I think the thing we’ve seen time and time again, is the notion of “gold standard” companies supposedly being the only companies to do something accurate, is simply garbage.
Similarly, putting something in a scientific lab and measuring how it goes round and round by a perfectly still and slow-moving machine is largely useless. That’s not where power meters fail these days. They fail at human-triggered sprints. They fail at rough roads, or even minor bumps. They fail at temperature shifts. And they fail with humidity/moisture getting into them due to poor seals. A lab with a fancy certification doesn’t test any of that. Real world people, doing real-world things inside and outside do.
Plenty of companies make perfectly accurate power meters. Not just casual accurate - but accurate by any metric you want to measure it against, including pro/Olympian/TdF levels. In fact, until basically this past fall, SRM themselves couldn’t do temp compensation on their cranksets (only their pedals).
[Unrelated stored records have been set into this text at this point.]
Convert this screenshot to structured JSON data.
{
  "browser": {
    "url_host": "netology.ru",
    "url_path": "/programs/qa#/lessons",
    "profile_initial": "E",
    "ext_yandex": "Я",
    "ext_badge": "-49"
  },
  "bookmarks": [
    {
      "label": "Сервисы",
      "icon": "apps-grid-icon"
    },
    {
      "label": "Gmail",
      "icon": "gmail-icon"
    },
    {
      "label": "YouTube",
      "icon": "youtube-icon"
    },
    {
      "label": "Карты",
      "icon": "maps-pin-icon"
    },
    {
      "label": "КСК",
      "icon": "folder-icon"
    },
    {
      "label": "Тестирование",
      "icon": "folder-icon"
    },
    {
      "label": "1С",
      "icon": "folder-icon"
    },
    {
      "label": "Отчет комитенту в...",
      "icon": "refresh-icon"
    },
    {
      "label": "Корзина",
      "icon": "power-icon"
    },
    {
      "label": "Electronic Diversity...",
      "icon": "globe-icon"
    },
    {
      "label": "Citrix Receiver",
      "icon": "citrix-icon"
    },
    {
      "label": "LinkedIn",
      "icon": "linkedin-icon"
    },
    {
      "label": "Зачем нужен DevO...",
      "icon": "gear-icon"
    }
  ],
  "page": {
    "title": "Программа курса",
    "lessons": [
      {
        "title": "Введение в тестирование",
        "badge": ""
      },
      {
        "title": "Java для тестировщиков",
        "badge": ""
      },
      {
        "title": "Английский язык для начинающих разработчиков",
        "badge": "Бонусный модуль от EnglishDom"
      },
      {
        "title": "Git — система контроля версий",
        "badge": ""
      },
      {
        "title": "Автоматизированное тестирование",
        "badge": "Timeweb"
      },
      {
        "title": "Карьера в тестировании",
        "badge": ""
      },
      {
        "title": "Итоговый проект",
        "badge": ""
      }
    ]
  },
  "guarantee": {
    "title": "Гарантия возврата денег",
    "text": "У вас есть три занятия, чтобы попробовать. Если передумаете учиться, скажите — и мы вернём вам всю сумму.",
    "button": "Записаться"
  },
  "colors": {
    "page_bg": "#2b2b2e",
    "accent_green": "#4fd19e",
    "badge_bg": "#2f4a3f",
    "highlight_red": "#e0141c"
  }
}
It is hard to claim being the the gold standard when a simple non-stop climb will show substantially inaccurate data.
Still, accuracy in power meters today is the starting point for a conversation on which power meter to choose these days. Once that box is checked (which many brands/models check), you move on to the next item. It’s not the end-point. The next point is other features. Things like dual ANT+/Bluetooth Smart capabilities. Or weight. Or compatibility. Or…price.